Self-care plot twist: it isn’t just baths and massages…

Ahhhh Sweet Relaxation

If you search self-care hashtags on Instagram, you’ll mostly see an array of yoga, baths, facial/massage, and inspirational quote images. It’s really quite impressive! The nice thing about this type of self-care is that the relief you feel from them is basically immediate.

You take a soothing bath after a long day, most of the time you feel relaxed when you get out. If you go get a massage, when your hour is up, you are likely walking out of the spa in a state of bliss. You know what feeling I’m talking about – it’s like everything in your life has taken a minute to let you breathe. It’s lovely!

But here’s the thing… those efforts don’t offer long-lasting results. So that got me thinking… If these activities don’t offer long-lasting sustained self-care relief aka sustained, emotional/stress relief, then what does?

Plot Twist: Long term self-care doesn’t always feel good initially

This may be an unpopular belief BUT I am going to go for it anyway. If the goal of self-care is to provide stress relief, I would like to make the argument that actions like, setting boundaries (and maintaining them), saying no, and having difficult conversations are definitely forms of self-care.

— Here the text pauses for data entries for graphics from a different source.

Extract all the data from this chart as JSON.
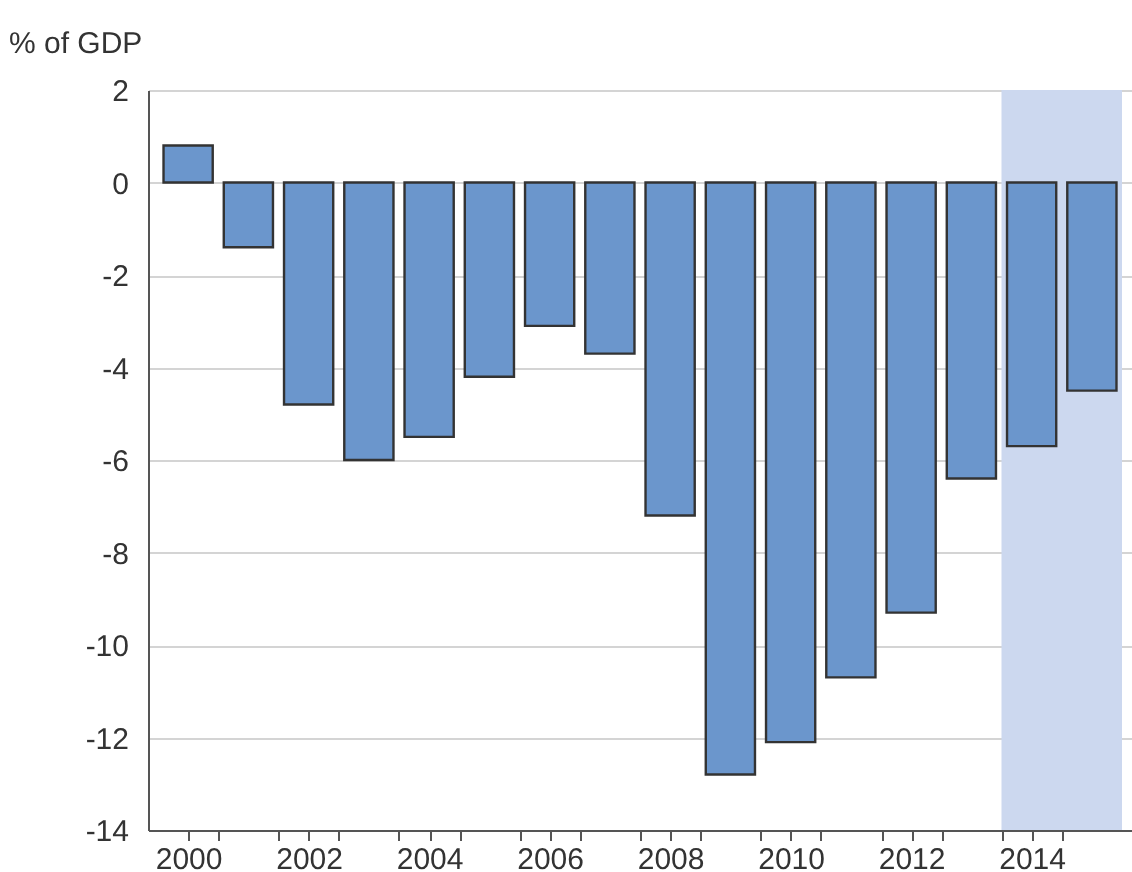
{
  "chart_data": {
    "type": "bar",
    "ylabel": "% of GDP",
    "x": [
      2000,
      2001,
      2002,
      2003,
      2004,
      2005,
      2006,
      2007,
      2008,
      2009,
      2010,
      2011,
      2012,
      2013,
      2014,
      2015
    ],
    "values": [
      0.8,
      -1.4,
      -4.8,
      -6.0,
      -5.5,
      -4.2,
      -3.1,
      -3.7,
      -7.2,
      -12.8,
      -12.1,
      -10.7,
      -9.3,
      -6.4,
      -5.7,
      -4.5
    ],
    "color": "#6b96cc",
    "xlim": [
      1999.5,
      2015.5
    ],
    "xticks": [
      2000,
      {
        "value": 2000.5,
        "label": null
      },
      {
        "value": 2001.5,
        "label": null
      },
      2002,
      {
        "value": 2002.5,
        "label": null
      },
      {
        "value": 2003.5,
        "label": null
      },
      2004,
      {
        "value": 2004.5,
        "label": null
      },
      {
        "value": 2005.5,
        "label": null
      },
      2006,
      {
        "value": 2006.5,
        "label": null
      },
      {
        "value": 2007.5,
        "label": null
      },
      2008,
      {
        "value": 2008.5,
        "label": null
      },
      {
        "value": 2009.5,
        "label": null
      },
      2010,
      {
        "value": 2010.5,
        "label": null
      },
      {
        "value": 2011.5,
        "label": null
      },
      2012,
      {
        "value": 2012.5,
        "label": null
      },
      {
        "value": 2013.5,
        "label": null
      },
      2014,
      {
        "value": 2014.5,
        "label": null
      }
    ],
    "ylim": [
      -14,
      2
    ],
    "yticks": [
      -14,
      -12,
      -10,
      -8,
      -6,
      -4,
      -2,
      0,
      2
    ],
    "bands": [
      {
        "axis": "x",
        "from": 2013.5,
        "to": 2015.5,
        "color": "#ccd8ef"
      }
    ],
    "grid": "y"
  }
}
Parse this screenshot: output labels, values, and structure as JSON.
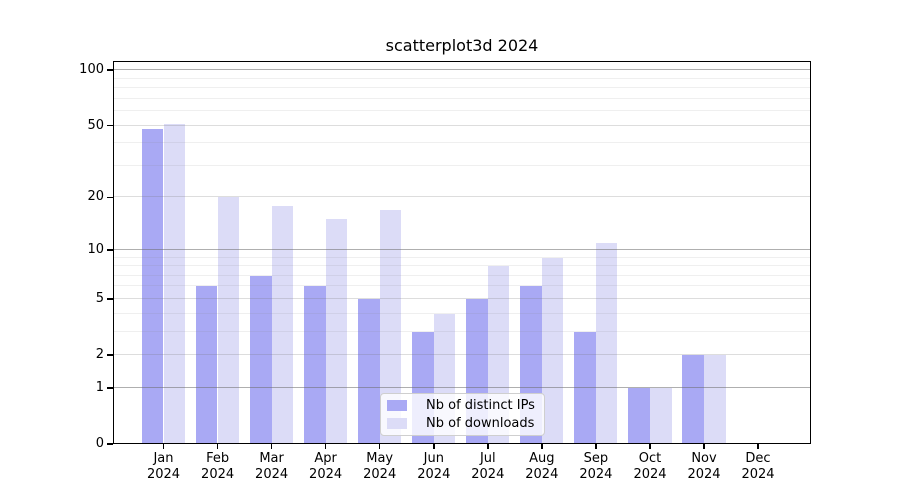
{
  "title": "scatterplot3d 2024",
  "chart_data": {
    "type": "bar",
    "title": "scatterplot3d 2024",
    "y_scale": "log1p",
    "ylim": [
      0,
      112
    ],
    "grid": "on",
    "legend_position": "inside-bottom-center",
    "months": [
      {
        "label": "Jan",
        "year": "2024"
      },
      {
        "label": "Feb",
        "year": "2024"
      },
      {
        "label": "Mar",
        "year": "2024"
      },
      {
        "label": "Apr",
        "year": "2024"
      },
      {
        "label": "May",
        "year": "2024"
      },
      {
        "label": "Jun",
        "year": "2024"
      },
      {
        "label": "Jul",
        "year": "2024"
      },
      {
        "label": "Aug",
        "year": "2024"
      },
      {
        "label": "Sep",
        "year": "2024"
      },
      {
        "label": "Oct",
        "year": "2024"
      },
      {
        "label": "Nov",
        "year": "2024"
      },
      {
        "label": "Dec",
        "year": "2024"
      }
    ],
    "series": [
      {
        "name": "Nb of distinct IPs",
        "color": "#a9a9f4",
        "values": [
          48,
          6,
          7,
          6,
          5,
          3,
          5,
          6,
          3,
          1,
          2,
          0
        ]
      },
      {
        "name": "Nb of downloads",
        "color": "#dcdcf7",
        "values": [
          51,
          20,
          18,
          15,
          17,
          4,
          8,
          9,
          11,
          1,
          2,
          0
        ]
      }
    ],
    "y_axis": {
      "ticks": [
        {
          "value": 0,
          "label": "0"
        },
        {
          "value": 1,
          "label": "1"
        },
        {
          "value": 2,
          "label": "2"
        },
        {
          "value": 5,
          "label": "5"
        },
        {
          "value": 10,
          "label": "10"
        },
        {
          "value": 20,
          "label": "20"
        },
        {
          "value": 50,
          "label": "50"
        },
        {
          "value": 100,
          "label": "100"
        }
      ],
      "strong_gridlines": [
        1,
        10,
        100
      ],
      "minor_gridlines": [
        3,
        4,
        6,
        7,
        8,
        9,
        30,
        40,
        60,
        70,
        80,
        90
      ]
    }
  }
}
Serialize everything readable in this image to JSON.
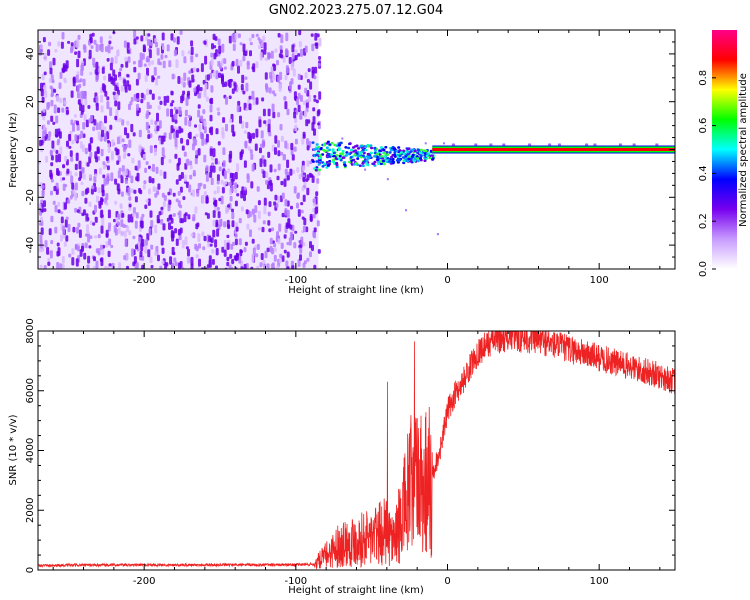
{
  "title": "GN02.2023.275.07.12.G04",
  "colors": {
    "snr_line": "#ee2222",
    "waterfall": "#6a00e8",
    "waterfall_light": "#d9b8ff",
    "axis": "#000000"
  },
  "chart_data": [
    {
      "type": "heatmap",
      "xlabel": "Height of straight line (km)",
      "ylabel": "Frequency (Hz)",
      "xlim": [
        -270,
        150
      ],
      "ylim": [
        -50,
        50
      ],
      "xticks": [
        -200,
        -100,
        0,
        100
      ],
      "yticks": [
        -40,
        -20,
        0,
        20,
        40
      ],
      "noise_region_x": [
        -270,
        -85
      ],
      "signal_band_y": 0,
      "colorbar": {
        "label": "Normalized spectral amplitude",
        "ticks": [
          0.0,
          0.2,
          0.4,
          0.6,
          0.8
        ],
        "range": [
          0,
          1
        ],
        "colormap": [
          "#ffffff",
          "#c89cff",
          "#7700ee",
          "#0000ff",
          "#00ffff",
          "#00ff00",
          "#ffff00",
          "#ff0000",
          "#ff0088"
        ]
      }
    },
    {
      "type": "line",
      "xlabel": "Height of straight line (km)",
      "ylabel": "SNR (10 * v/v)",
      "xlim": [
        -270,
        150
      ],
      "ylim": [
        0,
        8000
      ],
      "xticks": [
        -200,
        -100,
        0,
        100
      ],
      "yticks": [
        0,
        2000,
        4000,
        6000,
        8000
      ],
      "series": [
        {
          "x": [
            -270,
            -250,
            -200,
            -150,
            -100,
            -88,
            -80,
            -70,
            -60,
            -50,
            -40,
            -35,
            -30,
            -25,
            -20,
            -15,
            -10,
            -5,
            0,
            5,
            10,
            15,
            20,
            30,
            40,
            60,
            80,
            100,
            120,
            140,
            150
          ],
          "y": [
            150,
            160,
            170,
            170,
            175,
            190,
            500,
            900,
            1000,
            1100,
            1300,
            1000,
            1800,
            2700,
            3000,
            3000,
            3200,
            4000,
            5300,
            5900,
            6300,
            6800,
            7300,
            7700,
            7800,
            7700,
            7400,
            7100,
            6800,
            6500,
            6300
          ]
        }
      ]
    }
  ]
}
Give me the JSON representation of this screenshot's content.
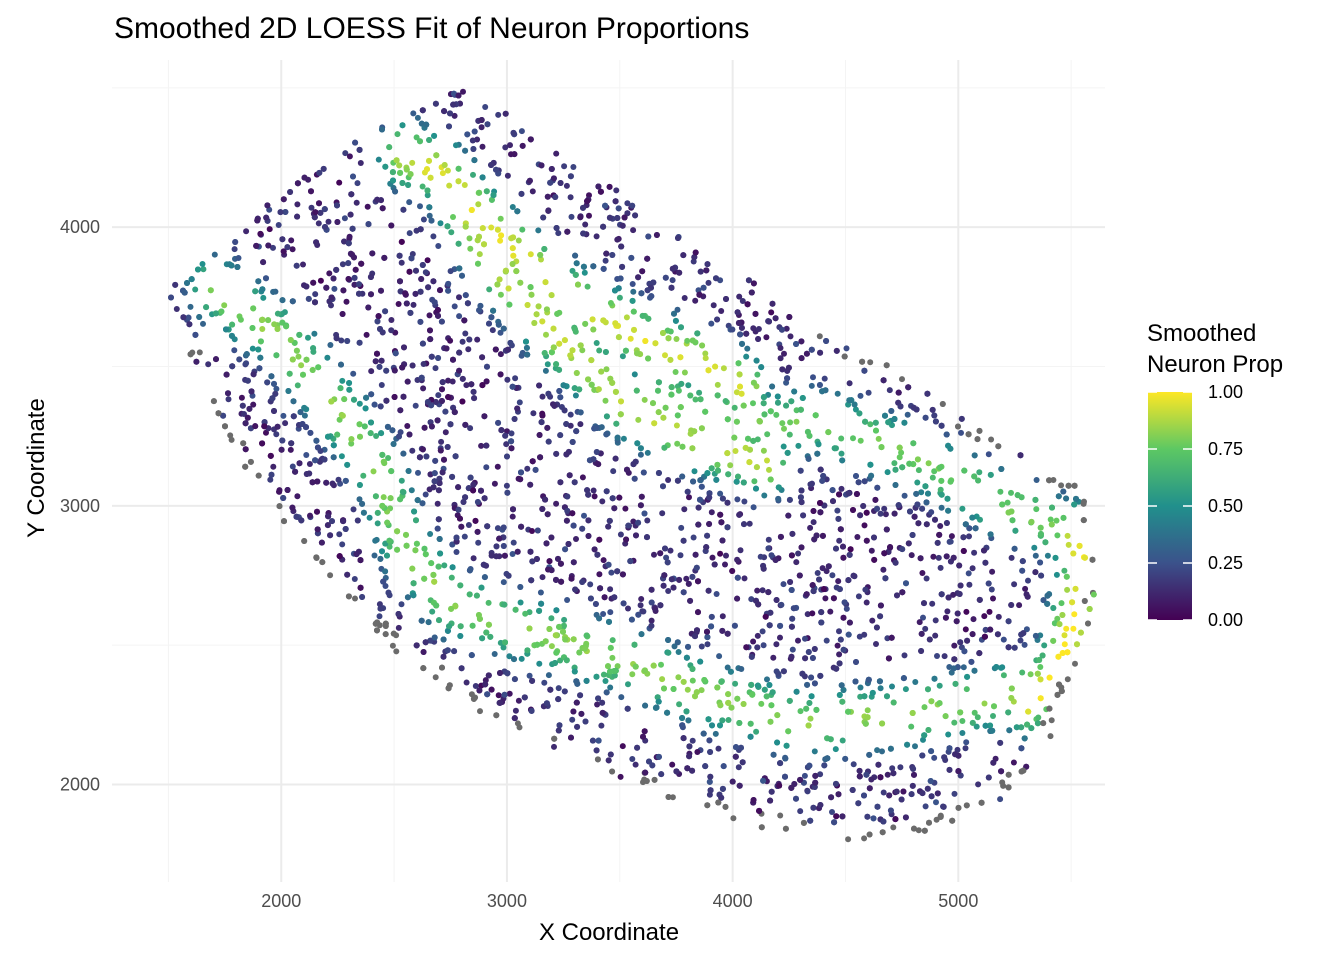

Let’s unpack this from the root of what is causing stress in the first place. I’ll share an example I had to navigate just last week. I had to navigate a conversation with a respected colleague about what constructive feedback looks like. Let me be clear, I didn’t simply have to educate this person on what constructive feedback is but also make it very clear that if conversations didn’t change immediately that the behavior would not be tolerated any longer. I had to give examples. I had to rehash specifics.

Was it uncomfortable? I worried about this conversation for 2 weeks. Did I visibly flush from nerves during the conversation? I looked like a ripe tomato by the end of the conversation. Did I sleep better than I have in weeks that night? YESSSSS, friend, that sleep was glorious.

“But I thought self-care was supposed to feel good…”

There’s no question about whether self-care should relieve stress or not. But I think the detail up for question is when does it feel good? When you take a relaxing bath or get a massage there is immediate relief. But that relief is temporary because the root of your stress hasn’t been addressed. When you have a difficult conversation that established your boundaries, the act itself if often exceedingly uncomfortable, BUT the impact is long terms relief. And that is what makes establishing your boundaries hit differently than taking a bath with some lavender Epsom salts. Both are valid AND they serve different purposes.

So when you think about how you are going to support yourself with self-care, I encourage you to consider what your goal is. A bath is great to take the edge off, but is a challenging conversation really what the doctor ordered? Are you feeling stressed because someone isn’t honoring your boundaries? Think about what is needed for sustainable stress relief and do that!